At least 42 people were arrested Saturday outside the Bishop Henry Whipple Federal Building in Minneapolis after an anti-ICE demonstration turned violent. Footage from the scene showed protesters tearing down yellow police tape, hurling objects at law enforcement officers, and shouting at state patrol. Dozens were seen wearing gas masks.
The Hennepin County Sheriff's Office confirmed the arrests, which came after a memorial for Renee Good and Alex Pretti — two Minneapolis residents shot and killed by federal agents last month while clashing with immigration enforcement.
According to Fox News, Minneapolis Mayor Jacob Frey, apparently watching a different event, took to social media to describe the scene this way:
"Thousands showed up to remember and honor Renee Good and Alex Pretti." "Minneapolis is with you—and we will keep spreading love."
Spreading love. Forty-two arrests. Objects thrown at officers. Police tape ripped down. Gas masks on demonstrators who evidently came prepared for something other than a candlelight vigil.
The day began at Powderhorn Park, roughly a 15-minute drive from the federal building, where the memorial was held exactly one month from the date of Good's death. By itself, a memorial is unremarkable — people grieve, people gather, people mourn. Nobody objects to that.
What happened next was not grief. It was a confrontation. The crowd migrated to the federal building and descended into chaos. One protester, speaking through a megaphone, claimed the gathering was "peaceful." The crowd chanted:
"No justice, no peace."
That chant has become so routine at these events that people barely hear it anymore. But the words say exactly what they mean. No justice — as defined by us — no peace. It's not a plea. It's a conditional threat. And Saturday in Minneapolis, the "no peace" part arrived right on schedule.
Mayor Frey didn't address the violence or the arrests at the Whipple building. He posted about love. Governor Tim Walz has been similarly busy — not calming tensions, but escalating them. Both Frey and Walz have accused the federal administration of violating citizens' constitutional rights by targeting minorities, conducting warrantless searches, and weaponizing the Department of Justice. They've demanded ICE leave Minnesota entirely.
Think about the sequence. Two of the state's highest-ranking officials spend weeks telling their constituents that federal law enforcement is an occupying force violating their rights. Protesters then show up at a federal building, assault officers, and tear through police barriers. And the mayor calls it love.
Not one word from Frey about the officers who had objects thrown at them. Not one call for calm. Not one acknowledgment that the crowd crossed a line. Just "spreading love."
When you tell people their government is waging war on them, some of them will act like they're at war. That's not a mystery. That's a consequence.
On Wednesday, days before Saturday's eruption, White House border czar Tom Homan withdrew 700 federal agents from Minneapolis amid rising concerns. The move pulled a massive enforcement presence out of a city whose political leadership had made clear that those agents were unwelcome.
That withdrawal is significant. Seven hundred agents are not a token gesture — it's a substantial operational footprint. Removing them from a city where the mayor and governor have spent weeks demonizing federal immigration enforcement is a strategic decision. Minneapolis made its choice. Now Minneapolis owns what follows.
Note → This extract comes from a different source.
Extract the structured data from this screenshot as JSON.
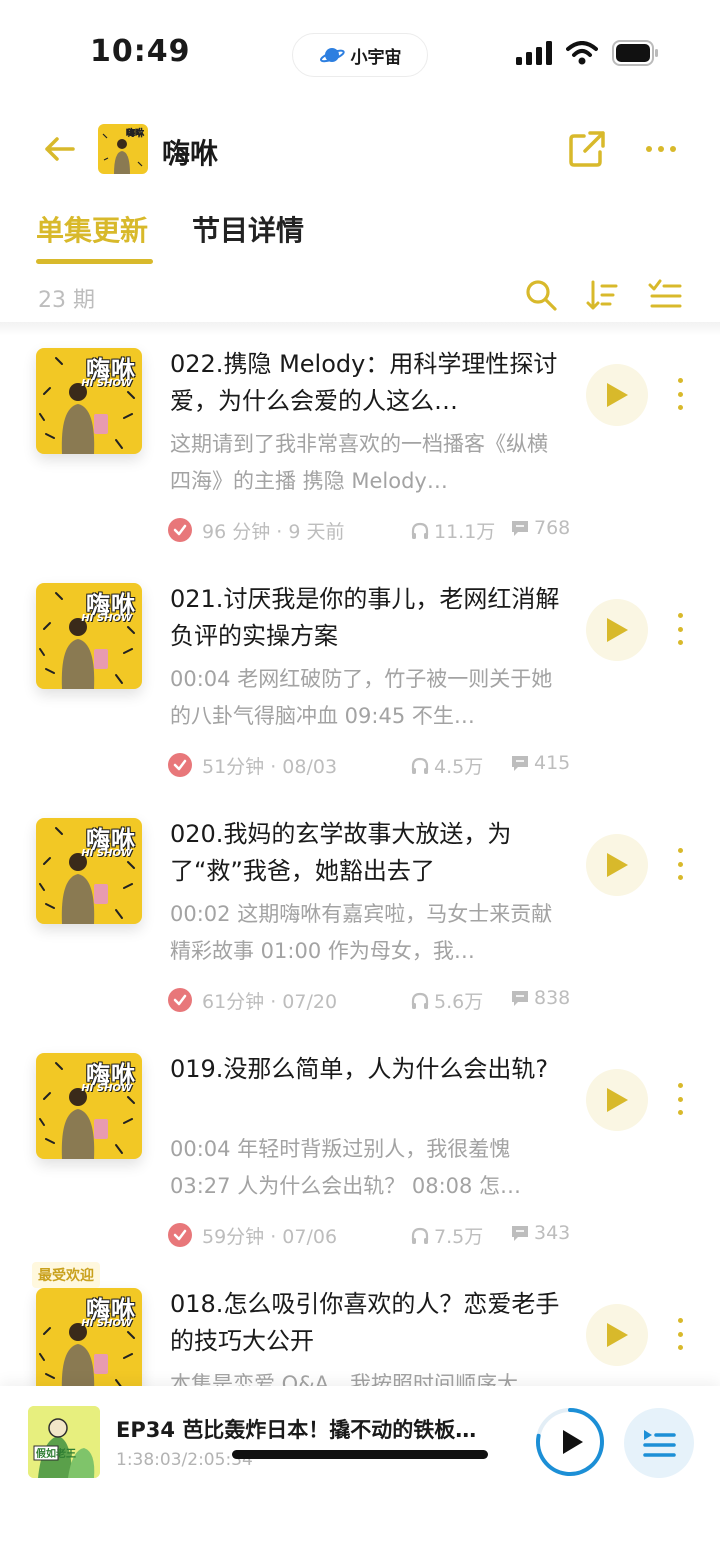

The protests in Minneapolis picked up steam in January following the deaths of Good and Pretti. The anti-ICE movement seized on both deaths to frame federal immigration enforcement as a lethal threat to residents. The fact that both individuals were clashing with immigration enforcement at the time of their deaths has done little to complicate that narrative — because nuance is the first casualty when politicians decide to weaponize grief.
There is a formula at work, and it's been tested in American cities for years now. An incident occurs. Local leaders frame it in the most inflammatory terms possible. Protests follow. Violence breaks out. The same leaders who stoked the outrage refuse to condemn the violence. Then they blame someone else — usually the federal government.
Frey and Walz are running the playbook with precision. They accuse federal authorities of constitutional violations without citing specific instances. They demand ICE leave the state. They describe a mob that attacked law enforcement as people "spreading love." And when 42 people get arrested, the silence on what actually happened at that federal building is deafening.
This is what happens when elected officials decide that illegal immigration enforcement is the enemy rather than illegal immigration itself. The logical endpoint isn't peaceful protest — it's protesters in gas masks throwing things at cops outside a federal courthouse.
Minneapolis now sits in a precarious position. Seven hundred federal agents are gone. The city's political leadership has signaled, loudly and repeatedly, that immigration enforcement is unwelcome. Protesters have learned that they can attack law enforcement, and their mayor will call it love on social media.
The 42 people arrested Saturday will face legal consequences. But the political leaders who created the conditions for Saturday's chaos will face none. Frey will post again. Walz will issue another statement about constitutional rights. And the next time a crowd shows up at a federal building with gas masks and projectiles, everyone will act surprised.
Minneapolis isn't burning yet. But its leaders keep handing out matches.